So right off the bat, in the first sentence, you don't like people talking about the abuse cycle? Like just, discussing it? Because it makes you feel like they're putting the blame on someone else? You can't discuss the nuances of characters without discussing their pasts. You didn't even say people are blaming others' for their actions, you just say it feels that way. I feel like you are missing the entire point of this conversation and BSD in general.
Starting off strong with Dazai. Um. He was groomed. It's not just that he was abused. Dazai was 14, he was taken in by a man who manipulated him into the mafia when he was 14, and groomed for violence and brutality. You cannot discuss Dazai's character or his mafia days without leaving out that fact. And you say Dazai had the choice. You're right. He did. He had a choice, and he chose to leave the mafia and become a better person. It became his purpose in life, despite not having a clear view of good or evil. He left the mafia when he was 18. The entire time he was there, he was a child, and his adult life has been dedicated to helping others. He was a bad person who did terrible things, who abused Akutagawa, tortured, murdered, but you cannot separate the fact that he was groomed and a child.
I'm also going to skip to Akutagawa here and talk about Chuuya last because he's a totally different situation. Akutagawa spent his whole life on the streets, and he became violent by necessity even as an extremely young child to protect himself and his friends.

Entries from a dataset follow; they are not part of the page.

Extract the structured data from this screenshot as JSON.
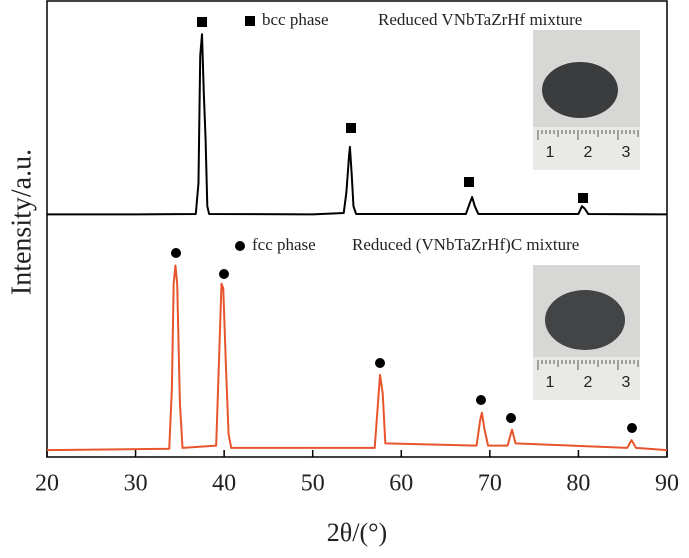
{
  "chart_data": {
    "type": "line",
    "x_label": "2θ/(°)",
    "y_label": "Intensity/a.u.",
    "xlim": [
      20,
      90
    ],
    "xticks": [
      20,
      30,
      40,
      50,
      60,
      70,
      80,
      90
    ],
    "ylim": [
      0,
      100
    ],
    "series": [
      {
        "name": "Reduced VNbTaZrHf mixture",
        "marker_label": "bcc phase",
        "color": "#000000",
        "x": [
          20,
          30,
          36.8,
          37.1,
          37.3,
          37.5,
          37.7,
          37.9,
          38.1,
          38.3,
          50,
          53.5,
          53.8,
          54.1,
          54.2,
          54.4,
          54.6,
          54.9,
          67.3,
          67.7,
          68,
          68.3,
          68.7,
          80,
          80.4,
          80.7,
          81.1,
          90
        ],
        "values": [
          53.2,
          53.2,
          53.3,
          60,
          88,
          92.7,
          80,
          70,
          55,
          53.3,
          53.2,
          53.5,
          58,
          66,
          68,
          62,
          55,
          53.3,
          53.3,
          55.5,
          57,
          55,
          53.3,
          53.3,
          55,
          54.5,
          53.3,
          53.2
        ]
      },
      {
        "name": "Reduced (VNbTaZrHf)C mixture",
        "marker_label": "fcc phase",
        "color": "#e8552c",
        "x": [
          20,
          33.8,
          34.1,
          34.3,
          34.5,
          34.7,
          35,
          35.3,
          39.1,
          39.4,
          39.7,
          39.9,
          40.2,
          40.5,
          40.8,
          57,
          57.3,
          57.6,
          57.9,
          58.2,
          68.5,
          68.9,
          69.1,
          69.4,
          69.8,
          72,
          72.5,
          72.9,
          85.5,
          86,
          86.5,
          90
        ],
        "values": [
          1.5,
          1.8,
          15,
          38,
          42,
          38,
          12,
          2,
          2.5,
          20,
          38,
          37,
          20,
          5,
          2,
          2,
          10,
          18,
          14,
          3,
          2.5,
          8,
          9.7,
          6,
          2.5,
          2.5,
          6,
          3,
          2,
          3.7,
          2,
          1.5
        ]
      }
    ],
    "inset_ruler_labels": [
      "1",
      "2",
      "3"
    ]
  }
}
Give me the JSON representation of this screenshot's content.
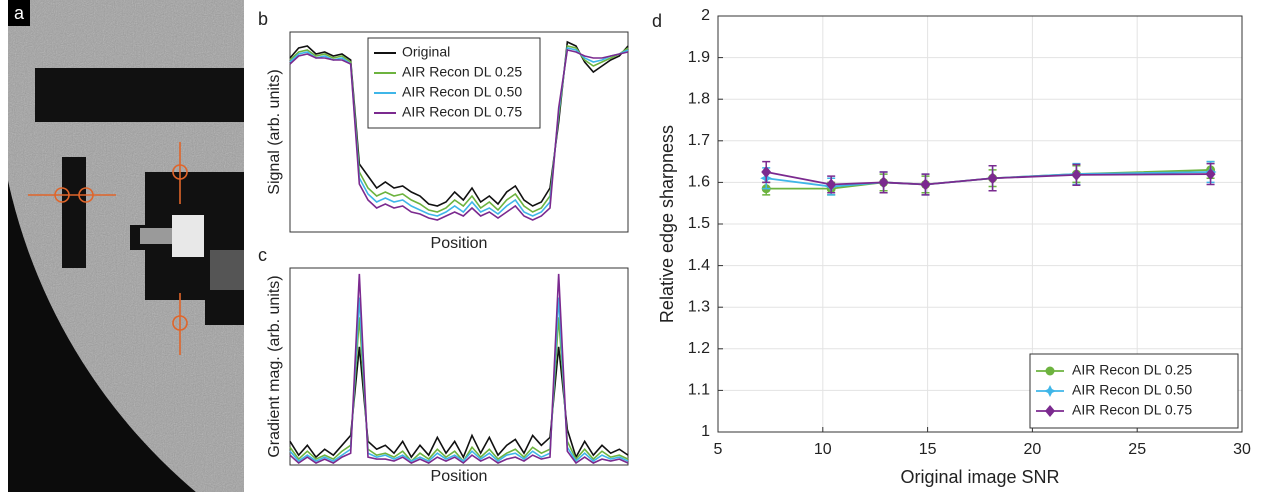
{
  "chart_data": [
    {
      "type": "image",
      "label": "a"
    },
    {
      "type": "line",
      "label": "b",
      "ylabel": "Signal (arb. units)",
      "xlabel": "Position",
      "legend": "upper left",
      "xlim": [
        0,
        39
      ],
      "ylim": [
        0,
        1
      ],
      "x": [
        0,
        1,
        2,
        3,
        4,
        5,
        6,
        7,
        8,
        9,
        10,
        11,
        12,
        13,
        14,
        15,
        16,
        17,
        18,
        19,
        20,
        21,
        22,
        23,
        24,
        25,
        26,
        27,
        28,
        29,
        30,
        31,
        32,
        33,
        34,
        35,
        36,
        37,
        38,
        39
      ],
      "series": [
        {
          "name": "Original",
          "color": "#111111",
          "values": [
            0.87,
            0.92,
            0.93,
            0.89,
            0.9,
            0.88,
            0.89,
            0.86,
            0.34,
            0.28,
            0.22,
            0.25,
            0.22,
            0.23,
            0.2,
            0.18,
            0.14,
            0.13,
            0.15,
            0.2,
            0.16,
            0.22,
            0.15,
            0.18,
            0.14,
            0.2,
            0.23,
            0.16,
            0.13,
            0.15,
            0.22,
            0.55,
            0.95,
            0.93,
            0.85,
            0.8,
            0.83,
            0.86,
            0.88,
            0.93
          ]
        },
        {
          "name": "AIR Recon DL 0.25",
          "color": "#6db33f",
          "values": [
            0.86,
            0.9,
            0.91,
            0.88,
            0.89,
            0.87,
            0.88,
            0.85,
            0.3,
            0.22,
            0.18,
            0.2,
            0.18,
            0.19,
            0.16,
            0.14,
            0.11,
            0.1,
            0.12,
            0.16,
            0.13,
            0.18,
            0.12,
            0.15,
            0.11,
            0.16,
            0.19,
            0.13,
            0.1,
            0.12,
            0.18,
            0.58,
            0.93,
            0.92,
            0.86,
            0.83,
            0.85,
            0.87,
            0.89,
            0.92
          ]
        },
        {
          "name": "AIR Recon DL 0.50",
          "color": "#3fb6e8",
          "values": [
            0.85,
            0.89,
            0.9,
            0.87,
            0.88,
            0.86,
            0.87,
            0.84,
            0.27,
            0.19,
            0.15,
            0.17,
            0.15,
            0.16,
            0.13,
            0.11,
            0.09,
            0.08,
            0.1,
            0.13,
            0.1,
            0.15,
            0.1,
            0.12,
            0.09,
            0.13,
            0.16,
            0.1,
            0.08,
            0.1,
            0.15,
            0.6,
            0.92,
            0.91,
            0.87,
            0.85,
            0.86,
            0.88,
            0.89,
            0.91
          ]
        },
        {
          "name": "AIR Recon DL 0.75",
          "color": "#7b2a8f",
          "values": [
            0.84,
            0.88,
            0.89,
            0.87,
            0.87,
            0.86,
            0.86,
            0.84,
            0.24,
            0.16,
            0.12,
            0.14,
            0.12,
            0.13,
            0.1,
            0.09,
            0.07,
            0.06,
            0.08,
            0.1,
            0.08,
            0.12,
            0.08,
            0.1,
            0.07,
            0.1,
            0.13,
            0.08,
            0.06,
            0.08,
            0.12,
            0.62,
            0.91,
            0.9,
            0.88,
            0.87,
            0.87,
            0.88,
            0.89,
            0.9
          ]
        }
      ]
    },
    {
      "type": "line",
      "label": "c",
      "ylabel": "Gradient mag. (arb. units)",
      "xlabel": "Position",
      "xlim": [
        0,
        39
      ],
      "ylim": [
        0,
        1
      ],
      "x": [
        0,
        1,
        2,
        3,
        4,
        5,
        6,
        7,
        8,
        9,
        10,
        11,
        12,
        13,
        14,
        15,
        16,
        17,
        18,
        19,
        20,
        21,
        22,
        23,
        24,
        25,
        26,
        27,
        28,
        29,
        30,
        31,
        32,
        33,
        34,
        35,
        36,
        37,
        38,
        39
      ],
      "series": [
        {
          "name": "Original",
          "color": "#111111",
          "values": [
            0.12,
            0.05,
            0.1,
            0.04,
            0.08,
            0.05,
            0.1,
            0.15,
            0.6,
            0.12,
            0.08,
            0.1,
            0.06,
            0.12,
            0.04,
            0.1,
            0.05,
            0.14,
            0.06,
            0.12,
            0.04,
            0.15,
            0.06,
            0.14,
            0.05,
            0.1,
            0.13,
            0.06,
            0.15,
            0.1,
            0.14,
            0.6,
            0.18,
            0.04,
            0.12,
            0.05,
            0.1,
            0.06,
            0.08,
            0.05
          ]
        },
        {
          "name": "AIR Recon DL 0.25",
          "color": "#6db33f",
          "values": [
            0.09,
            0.03,
            0.07,
            0.03,
            0.05,
            0.03,
            0.07,
            0.1,
            0.75,
            0.08,
            0.05,
            0.06,
            0.04,
            0.07,
            0.02,
            0.06,
            0.03,
            0.08,
            0.04,
            0.07,
            0.02,
            0.09,
            0.04,
            0.08,
            0.03,
            0.06,
            0.08,
            0.04,
            0.09,
            0.06,
            0.08,
            0.75,
            0.12,
            0.03,
            0.08,
            0.03,
            0.07,
            0.04,
            0.05,
            0.03
          ]
        },
        {
          "name": "AIR Recon DL 0.50",
          "color": "#3fb6e8",
          "values": [
            0.07,
            0.02,
            0.05,
            0.02,
            0.04,
            0.02,
            0.05,
            0.08,
            0.85,
            0.06,
            0.04,
            0.05,
            0.03,
            0.05,
            0.02,
            0.04,
            0.02,
            0.06,
            0.03,
            0.05,
            0.02,
            0.07,
            0.03,
            0.06,
            0.02,
            0.05,
            0.06,
            0.03,
            0.07,
            0.04,
            0.06,
            0.85,
            0.09,
            0.02,
            0.06,
            0.02,
            0.05,
            0.03,
            0.04,
            0.02
          ]
        },
        {
          "name": "AIR Recon DL 0.75",
          "color": "#7b2a8f",
          "values": [
            0.05,
            0.01,
            0.04,
            0.01,
            0.03,
            0.01,
            0.04,
            0.06,
            0.97,
            0.04,
            0.03,
            0.03,
            0.02,
            0.04,
            0.01,
            0.03,
            0.01,
            0.04,
            0.02,
            0.04,
            0.01,
            0.05,
            0.02,
            0.04,
            0.01,
            0.03,
            0.04,
            0.02,
            0.05,
            0.03,
            0.04,
            0.97,
            0.07,
            0.01,
            0.04,
            0.01,
            0.03,
            0.02,
            0.03,
            0.01
          ]
        }
      ]
    },
    {
      "type": "errorbar",
      "label": "d",
      "ylabel": "Relative edge sharpness",
      "xlabel": "Original image SNR",
      "legend": "lower right",
      "grid": true,
      "xlim": [
        5,
        30
      ],
      "xticks": [
        5,
        10,
        15,
        20,
        25,
        30
      ],
      "ylim": [
        1,
        2
      ],
      "yticks": [
        1,
        1.1,
        1.2,
        1.3,
        1.4,
        1.5,
        1.6,
        1.7,
        1.8,
        1.9,
        2
      ],
      "x": [
        7.3,
        10.4,
        12.9,
        14.9,
        18.1,
        22.1,
        28.5
      ],
      "series": [
        {
          "name": "AIR Recon DL 0.25",
          "color": "#6db33f",
          "marker": "circle",
          "values": [
            1.585,
            1.585,
            1.6,
            1.595,
            1.61,
            1.62,
            1.63
          ],
          "errors": [
            0.015,
            0.015,
            0.02,
            0.02,
            0.02,
            0.02,
            0.02
          ]
        },
        {
          "name": "AIR Recon DL 0.50",
          "color": "#3fb6e8",
          "marker": "star",
          "values": [
            1.61,
            1.59,
            1.6,
            1.595,
            1.61,
            1.62,
            1.625
          ],
          "errors": [
            0.025,
            0.02,
            0.025,
            0.025,
            0.03,
            0.025,
            0.025
          ]
        },
        {
          "name": "AIR Recon DL 0.75",
          "color": "#7b2a8f",
          "marker": "diamond",
          "values": [
            1.625,
            1.595,
            1.6,
            1.595,
            1.61,
            1.618,
            1.62
          ],
          "errors": [
            0.025,
            0.02,
            0.025,
            0.025,
            0.03,
            0.025,
            0.025
          ]
        }
      ]
    }
  ]
}
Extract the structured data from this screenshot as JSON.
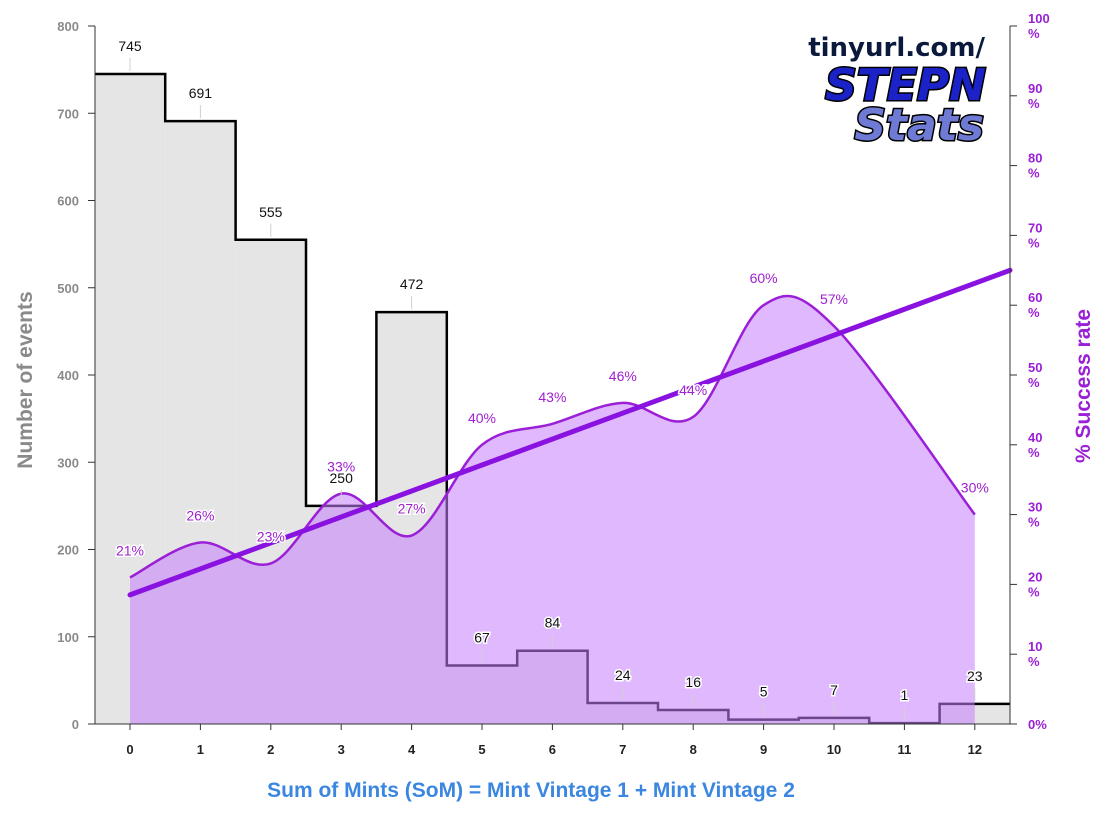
{
  "logo": {
    "url_text": "tinyurl.com/",
    "line1": "STEPN",
    "line2": "Stats"
  },
  "colors": {
    "bar_fill": "#e5e5e5",
    "bar_stroke": "#000000",
    "area_fill": "#c57dfb",
    "rate_line": "#9b1fd6",
    "trend_line": "#8a12e0",
    "x_title": "#3a86e0",
    "left_axis_text": "#8a8a8a"
  },
  "chart_data": {
    "type": "bar",
    "title": "",
    "xlabel": "Sum of Mints (SoM) = Mint Vintage 1 + Mint Vintage 2",
    "ylabel": "Number of events",
    "y2label": "% Success rate",
    "categories": [
      "0",
      "1",
      "2",
      "3",
      "4",
      "5",
      "6",
      "7",
      "8",
      "9",
      "10",
      "11",
      "12"
    ],
    "ylim": [
      0,
      800
    ],
    "y_ticks": [
      "0",
      "100",
      "200",
      "300",
      "400",
      "500",
      "600",
      "700",
      "800"
    ],
    "y2lim": [
      0,
      100
    ],
    "y2_ticks": [
      "0%",
      "10 %",
      "20 %",
      "30 %",
      "40 %",
      "50 %",
      "60 %",
      "70 %",
      "80 %",
      "90 %",
      "100 %"
    ],
    "series": [
      {
        "name": "Number of events",
        "type": "step-bar",
        "values": [
          745,
          691,
          555,
          250,
          472,
          67,
          84,
          24,
          16,
          5,
          7,
          1,
          23
        ],
        "labels": [
          "745",
          "691",
          "555",
          "250",
          "472",
          "67",
          "84",
          "24",
          "16",
          "5",
          "7",
          "1",
          "23"
        ]
      },
      {
        "name": "% Success rate",
        "type": "area",
        "axis": "right",
        "values": [
          21,
          26,
          23,
          33,
          27,
          40,
          43,
          46,
          44,
          60,
          57,
          null,
          30
        ],
        "labels": [
          "21%",
          "26%",
          "23%",
          "33%",
          "27%",
          "40%",
          "43%",
          "46%",
          "44%",
          "60%",
          "57%",
          "",
          "30%"
        ]
      },
      {
        "name": "Trend",
        "type": "line",
        "axis": "right",
        "start": [
          0,
          18.5
        ],
        "end": [
          12.5,
          65
        ]
      }
    ],
    "grid": false,
    "legend": "none"
  }
}
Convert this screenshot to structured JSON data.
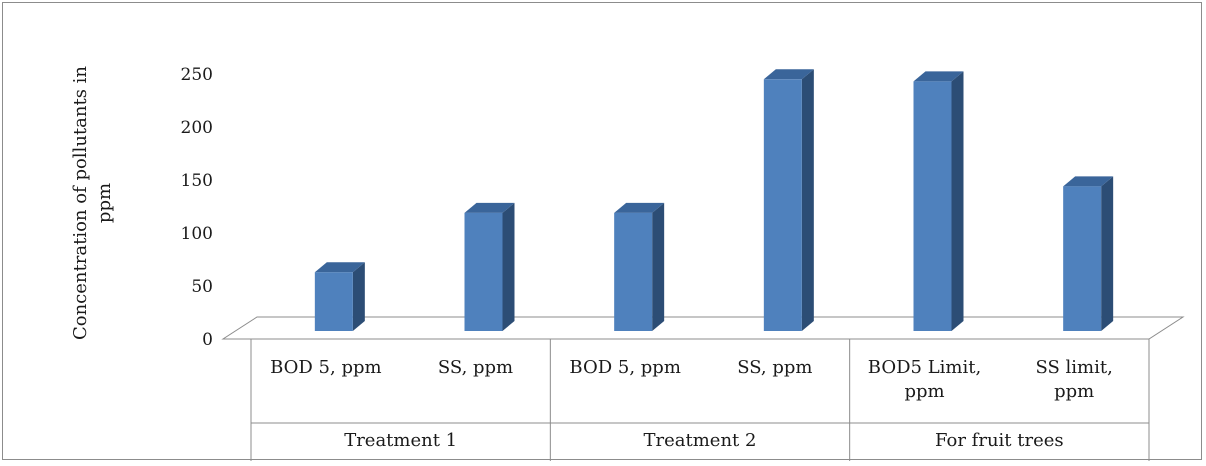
{
  "chart_data": {
    "type": "bar",
    "title": "",
    "ylabel_lines": [
      "Concentration of pollutants in",
      "ppm"
    ],
    "xlabel": "",
    "ylim": [
      0,
      250
    ],
    "yticks": [
      0,
      50,
      100,
      150,
      200,
      250
    ],
    "grid": false,
    "legend": "none",
    "bar_color": "#4f81bd",
    "categories": [
      {
        "label_lines": [
          "BOD 5, ppm"
        ],
        "group": "Treatment 1",
        "value": 63
      },
      {
        "label_lines": [
          "SS, ppm"
        ],
        "group": "Treatment 1",
        "value": 119
      },
      {
        "label_lines": [
          "BOD 5, ppm"
        ],
        "group": "Treatment 2",
        "value": 119
      },
      {
        "label_lines": [
          "SS, ppm"
        ],
        "group": "Treatment 2",
        "value": 245
      },
      {
        "label_lines": [
          "BOD5 Limit,",
          "ppm"
        ],
        "group": "For fruit trees",
        "value": 243
      },
      {
        "label_lines": [
          "SS limit,",
          "ppm"
        ],
        "group": "For fruit trees",
        "value": 144
      }
    ],
    "groups": [
      "Treatment 1",
      "Treatment 2",
      "For fruit trees"
    ]
  }
}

Dazai took him in after everyone he knew was slaughtered, and tried to tame that part of him. Now there's nuance here in Dazai's actions as well. Dazai does respect Akutagawa and his abilities, he was attempting to teach Akutagawa self control so it wouldn't destroy him. The issue was his methods, obviously, which were overly cruel. Something Dazai himself acknowledges. Akutagawa was left with such a gaping hole by Dazai's training that he became so consumed in it, it ate him alive. Now with Kyouka, he was attempting to give her what Dazai never gave him, what he thought he needed. With both Dazai and Akutagawa's abuse, it isn't mindless cruelty because these are characters with nuances.
Just like Dazai, Akutagawa eventually tries to become better with his promise to Atsushi. He's still in a dark place and a bad situation, absolutely, but he is recovering, he is making efforts to be better. He was a kid who grew up in violence, had that part of him nurtured, and still made the conscious effort to make a change. He just had a whole arc of coming to peace with himself and Dazai. You absolutely cannot separate these characters from their past. And what's the point of trying to?
On top of that, why would you not mention Oda? Or Fukuzawa, Kyouka, etc?
Oda was an assassin from a very young age for money, to get by as a child. He felt no emotion for who he killed, he didn't care who the victim was, and he "didn't even mind killing". He was desensitized to it very young. Just like Dazai, just like Akutagawa. And just like Dazai, he made the choice to leave it behind. He did everything he could to move on and make a better life for himself until he was pushed to his limit and snapped.
Fukuzawa started killing as an adult, and he didn't just "not mind it", he enjoyed it. He liked the thrill. That's what scared him, and he too left it behind by choice and made the change to become a better person. He was wracked with guilt and despair over his past, sure, but he still enjoyed killing.
Kyouka was just as young and Dazai and Akutagawa. She was taken in and used as a tool for killing. She struggles with seeing right and wrong like Dazai was, and she left that world like Dazai did. What is your view of "forced" here? I assume you think she was more forced than Dazai was, and to an extent, I'd agree, but you are removing the psychological aspect of manipulation. Kids are affected by these things. Sometimes, they turn out badly because of it.
It's not about justifying their actions or blaming someone else. You can recognize someones actions as bad and still understand where they came from and how they ended up like that, and see that it does not make them, to their core, a bad person. BSD has such heavy themes of recovery, through Atsushi, Dazai, Yosano, Oda, Akutagawa, etc, etc. To ignore their past and their efforts to change you're missing such a fundamental piece of what makes BSD. There is nuance in every single character that you're just missing by writing them off to be evil.
Now, as for Chuuya. He's more of a tragic character in this realm. Chuuya had no out. He had no choice but to join the mafia or risk them killing the Sheep. The one time he was offered a chance at a better life, to live in the light, Verlaine murdered it. Chuuya wanted to leave the mafia. He wanted Murase's help. But Verlaine killed him, and Chuuya was driven deeper into the mafia. Dazai was given help to leave. He had Ango to wipe his record, Tanaeda to find him a job, and the agency to give him space to grow. Chuuya does not have that. He has no support outside the mafia. I'm not saying this makes him a good person, I'm saying it makes him a tragic character.